I have a production app that uses commanded, the event handlers are started using a supervisor with the default retry values (max restarts 3, max seconds 5).
The problem is that if one of the command event handlers restarts more than 3 times in 5 seconds it will take the entire app down with it because it will kill all the other event handlers and then all the way up to the web server.
What are my options to solve this issue?
Unrelated to commanded specifically, but using the supervision tree to handle expected failures is not a great idea. The restart behaviour of supervisors is meant to keep a system up and running (as in available) and if it fails to do so stop trying, so someone higher up can take a look. Eventually that’s someone on call. That’s what you’re seeing. You could allow more failures to happen before giving up, but at least after a few retries not having backoff is considered waistful.
Generally you should figure out what you do want to happen instead of letting the app fail and the tradeoffs involved. With that you can start looking into how to best implement that, especially given commanded is likely the tool to queue up the events for processing. Not sure what options it provides to deal with failing events over time.

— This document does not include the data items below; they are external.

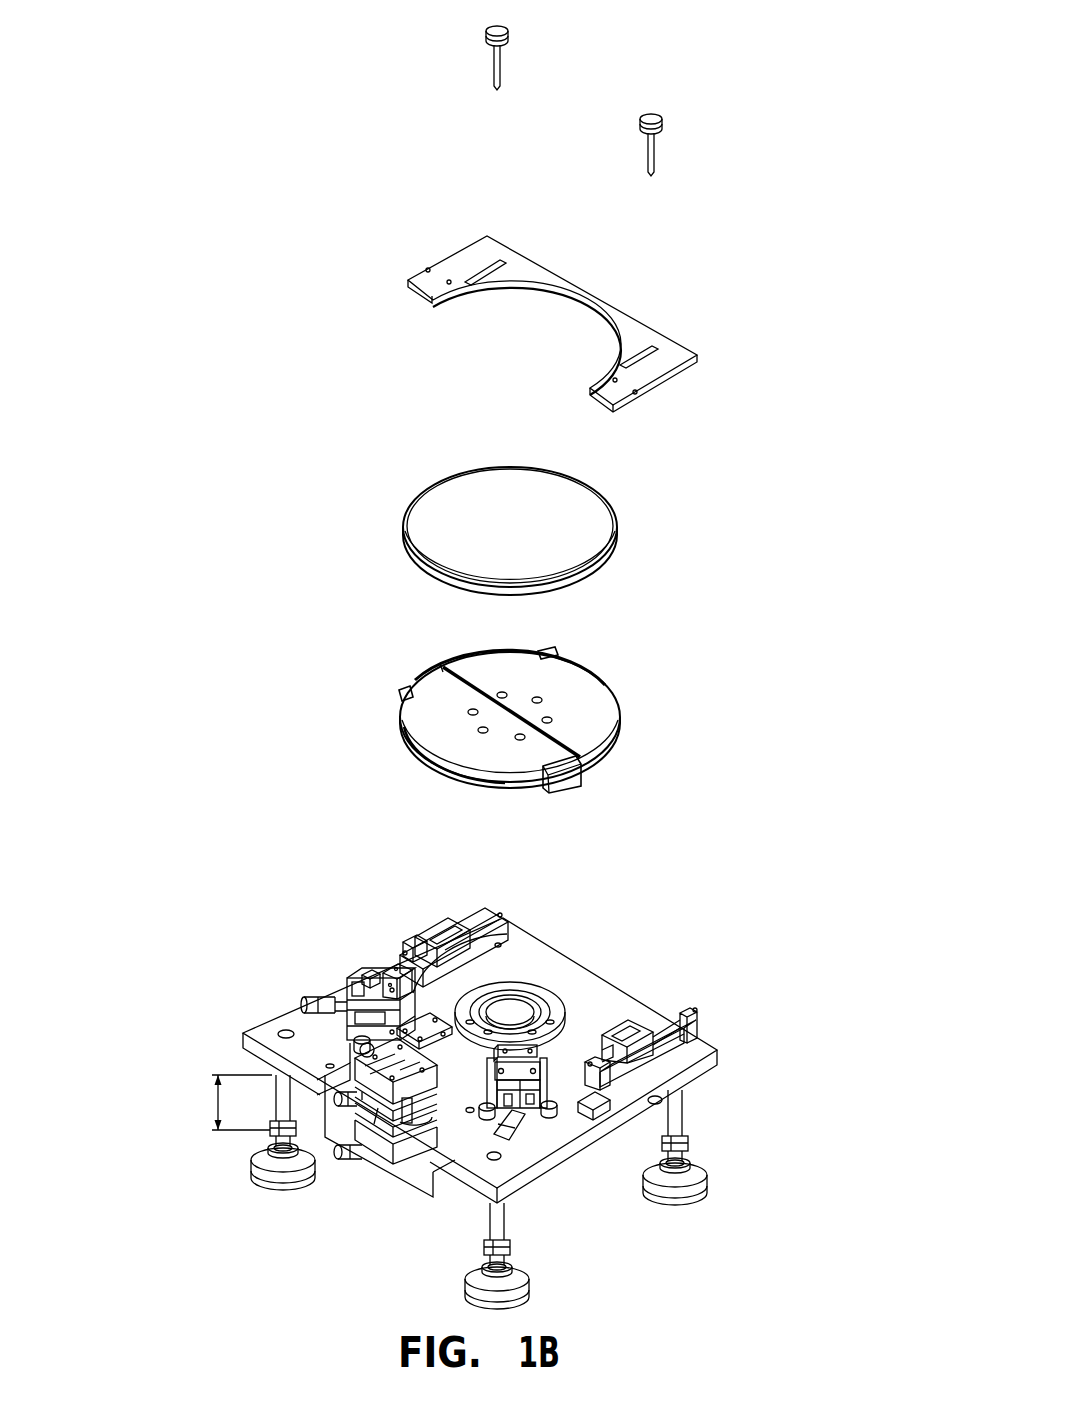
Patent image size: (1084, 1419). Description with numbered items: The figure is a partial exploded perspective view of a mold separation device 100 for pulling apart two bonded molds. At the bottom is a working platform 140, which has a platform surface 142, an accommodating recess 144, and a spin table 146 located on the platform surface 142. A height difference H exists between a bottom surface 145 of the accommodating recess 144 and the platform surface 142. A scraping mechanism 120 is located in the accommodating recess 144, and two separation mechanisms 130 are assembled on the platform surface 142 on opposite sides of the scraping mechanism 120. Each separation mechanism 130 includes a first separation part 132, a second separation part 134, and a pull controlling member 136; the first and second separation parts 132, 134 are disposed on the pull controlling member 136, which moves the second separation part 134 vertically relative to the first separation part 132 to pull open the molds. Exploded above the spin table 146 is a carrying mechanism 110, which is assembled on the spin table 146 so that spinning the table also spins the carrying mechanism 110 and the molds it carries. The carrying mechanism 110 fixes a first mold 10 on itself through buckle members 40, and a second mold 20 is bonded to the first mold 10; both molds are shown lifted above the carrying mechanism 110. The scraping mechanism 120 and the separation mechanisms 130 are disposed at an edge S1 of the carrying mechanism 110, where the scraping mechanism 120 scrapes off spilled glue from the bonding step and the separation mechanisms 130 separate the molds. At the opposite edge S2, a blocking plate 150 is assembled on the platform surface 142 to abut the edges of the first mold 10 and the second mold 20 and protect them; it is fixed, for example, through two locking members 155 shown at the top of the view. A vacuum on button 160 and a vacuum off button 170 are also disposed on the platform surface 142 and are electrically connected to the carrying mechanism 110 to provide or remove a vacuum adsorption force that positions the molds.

The locking member 155 is at (500, 27).
The blocking plate 150 is at (630, 332).
The second mold 20 is at (553, 495).
The first mold 10 is at (456, 588).
The carrying mechanism 110 is at (578, 717).
The edge S2 is at (592, 668).
The edge S1 is at (438, 775).
The buckle member 40 is at (548, 652).
The mold separation device 100 is at (504, 1074).
The working platform 140 is at (697, 1053).
The accommodating recess 144 is at (346, 1085).
The height difference H is at (230, 1102).
The spin table 146 is at (553, 1018).
The separation mechanism 130 is at (372, 963).
The second separation part 134 is at (398, 968).
The vacuum off button 170 is at (372, 980).
The pull controlling member 136 is at (310, 1000).
The first separation part 132 is at (490, 945).
The platform surface 142 is at (612, 1003).
The vacuum on button 160 is at (603, 1100).
The scraping mechanism 120 is at (400, 1172).
The bottom surface 145 is at (355, 1135).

I’d also suggest considering what classes of errors might result in errors of your event handlers. E.g. a bug is unlikely to resolve without a software update, a network issue might resolve over time. You might even want to handle them differently per type of error.
You should implement the
error/3 callback function in event handlers to handle problematic events so that the event handler does not restart on error.
The example error handling in the docs shows a simple strategy to retry X times and then log and skip an event that cannot be handled.
We ended up solving this by setting up a supervisor that allows our event handlers to crash, without restarting them. At runtime, we can query the supervisor about which event handlers / projectors are stopped and not restarted.
Our operations team is notified of this, so that they can investigate the situation.
The reason we did not go with skipping events, is that we’re afraid of continuing handling events, if there is one we cannot handle.
The only time we have needed this, it worked like a charm: We had an event being introduced by accident, that was unhandled in a projector. The projector got stuck and died. The rest of the system kept running, but operations were aware of the issue. We could then handle the situation (which in this case was done by blanking out the event), and restart the projector.